I'm fine with the data_race() placement, but I don't find the comment
very helpful. We assign the result of a READ_ONCE() to 'prev' in the
loop, so I don't think that the cpu_relax() is really relevant.

The reason we don't need READ_ONCE() here is because if we race with
the writer then either we'll go round the loop again after accidentally
thinking prev->next != node, or we'll erroneously attempt the cmpxchg()
because we thought they were equal and that will fail.

Make sense?

Will
Paul E. McKenney May 11, 2020, 4:43 p.m. UTC | #8
On Mon, May 11, 2020 at 04:58:13PM +0100, Will Deacon wrote:
> On Sat, May 09, 2020 at 02:36:54PM -0700, Paul E. McKenney wrote:
> > On Sat, May 09, 2020 at 12:53:38PM -0400, Qian Cai wrote:
> > > 
> > > 
> > > > On May 9, 2020, at 12:12 PM, Paul E. McKenney <paulmck@kernel.org> wrote:
> > > > 
> > > > Ah, and I forgot to ask.  Why "if (data_race(prev->next == node)" instead
> > > > of "if (data_race(prev->next) == node"?
> > > 
> > > I think the one you suggested is slightly better to point out the exact race. Do you want me to resend or you could squash it instead?
> > 
> > The patch was still at the top of my stack, so I just amended it.  Here
> > is the updated version.
> > 
> > 							Thanx, Paul
> > 
> > ------------------------------------------------------------------------
> > 
> > commit 13e69ca01ce1621ce74248bda86cfad47fa5a0fa
> > Author: Qian Cai <cai@lca.pw>
> > Date:   Tue Feb 11 08:54:15 2020 -0500
> > 
> >     locking/osq_lock: Annotate a data race in osq_lock
> >     
> >     The prev->next pointer can be accessed concurrently as noticed by KCSAN:
> >     
> >      write (marked) to 0xffff9d3370dbbe40 of 8 bytes by task 3294 on cpu 107:
> >       osq_lock+0x25f/0x350
> >       osq_wait_next at kernel/locking/osq_lock.c:79
> >       (inlined by) osq_lock at kernel/locking/osq_lock.c:185
> >       rwsem_optimistic_spin
> >       <snip>
> >     
> >      read to 0xffff9d3370dbbe40 of 8 bytes by task 3398 on cpu 100:
> >       osq_lock+0x196/0x350
> >       osq_lock at kernel/locking/osq_lock.c:157
> >       rwsem_optimistic_spin
> >       <snip>
> >     
> >     Since the write only stores NULL to prev->next and the read tests if
> >     prev->next equals to this_cpu_ptr(&osq_node). Even if the value is
> >     shattered, the code is still working correctly. Thus, mark it as an
> >     intentional data race using the data_race() macro.
> >     
> >     Signed-off-by: Qian Cai <cai@lca.pw>
> >     Signed-off-by: Paul E. McKenney <paulmck@kernel.org>
> > 
> > diff --git a/kernel/locking/osq_lock.c b/kernel/locking/osq_lock.c
> > index 1f77349..1de006e 100644
> > --- a/kernel/locking/osq_lock.c
> > +++ b/kernel/locking/osq_lock.c
> > @@ -154,7 +154,11 @@ bool osq_lock(struct optimistic_spin_queue *lock)
> >  	 */
> >  
> >  	for (;;) {
> > -		if (prev->next == node &&
> > +		/*
> > +		 * cpu_relax() below implies a compiler barrier which would
> > +		 * prevent this comparison being optimized away.
> > +		 */
> > +		if (data_race(prev->next) == node &&
> >  		    cmpxchg(&prev->next, node, NULL) == node)
> >  			break;
> 
> I'm fine with the data_race() placement, but I don't find the comment
> very helpful. We assign the result of a READ_ONCE() to 'prev' in the
> loop, so I don't think that the cpu_relax() is really relevant.
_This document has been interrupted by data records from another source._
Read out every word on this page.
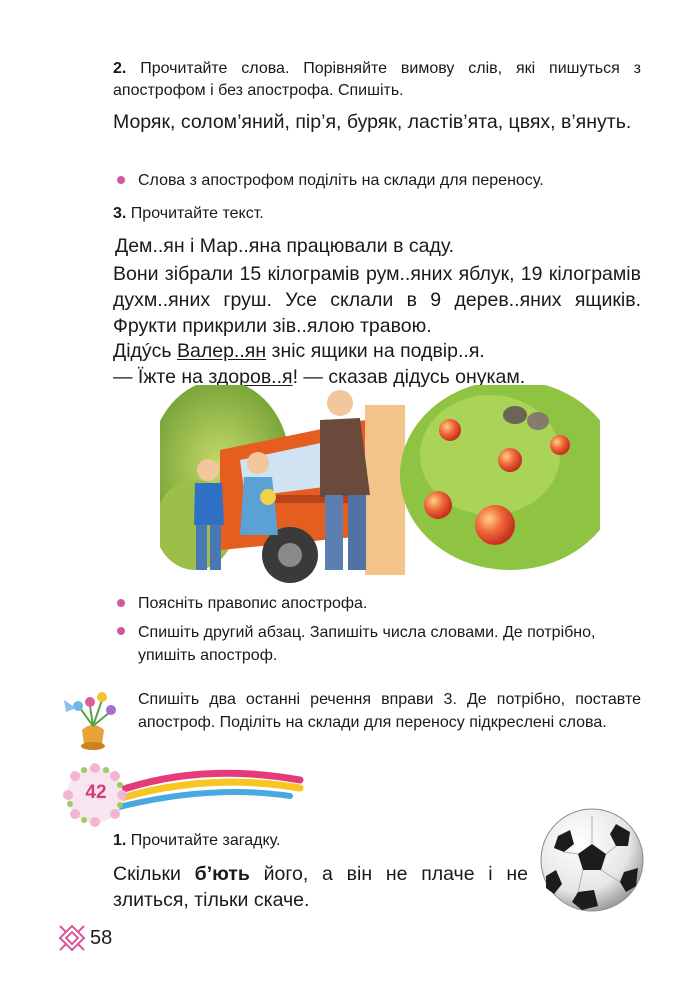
2. Прочитайте слова. Порівняйте вимову слів, які пишуться з апострофом і без апострофа. Спишіть.
Моряк, солом’яний, пір’я, буряк, ластів’ята, цвях, в’януть.
Слова з апострофом поділіть на склади для переносу.
3. Прочитайте текст.
Дем..ян і Мар..яна працювали в саду.
Вони зібрали 15 кілограмів рум..яних яблук, 19 кілограмів духм..яних груш. Усе склали в 9 дерев..яних ящиків. Фрукти прикрили зів..ялою травою.
Дідýсь Валер..ян зніс ящики на подвір..я.
— Їжте на здоров..я! — сказав дідусь онукам.
Поясніть правопис апострофа.
Спишіть другий абзац. Запишіть числа словами. Де потрібно, упишіть апостроф.
Спишіть два останні речення вправи 3. Де потрібно, поставте апостроф. Поділіть на склади для переносу підкреслені слова.
42
1. Прочитайте загадку.
Скільки б’ють його, а він не плаче і не злиться, тільки скаче.
58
Suppose that the compiler loaded a value that was not equal to "node".
In that case, the cmpxchg() won't happen, so something else must force
the compiler to do the reload in order to avoid an infinite loop, right?
Or am I missing something here?

							Thanx, Paul

> The reason we don't need READ_ONCE() here is because if we race with
> the writer then either we'll go round the loop again after accidentally
> thinking prev->next != node, or we'll erroneously attempt the cmpxchg()
> because we thought they were equal and that will fail.
> 
> Make sense?
> 
> Will
Qian Cai May 11, 2020, 4:44 p.m. UTC | #9
> On May 11, 2020, at 11:58 AM, Will Deacon <will@kernel.org> wrote:
> 
> I'm fine with the data_race() placement, but I don't find the comment
> very helpful. We assign the result of a READ_ONCE() to 'prev' in the
> loop, so I don't think that the cpu_relax() is really relevant.
> 
> The reason we don't need READ_ONCE() here is because if we race with
> the writer then either we'll go round the loop again after accidentally
> thinking prev->next != node, or we'll erroneously attempt the cmpxchg()
> because we thought they were equal and that will fail.
> 
> Make sense?

I think the significant concern from the previous reviews was if compilers could prove that prev->next == node was always true because it had no knowledge of the concurrency, and then took out the whole if statement away resulting in an infinite loop.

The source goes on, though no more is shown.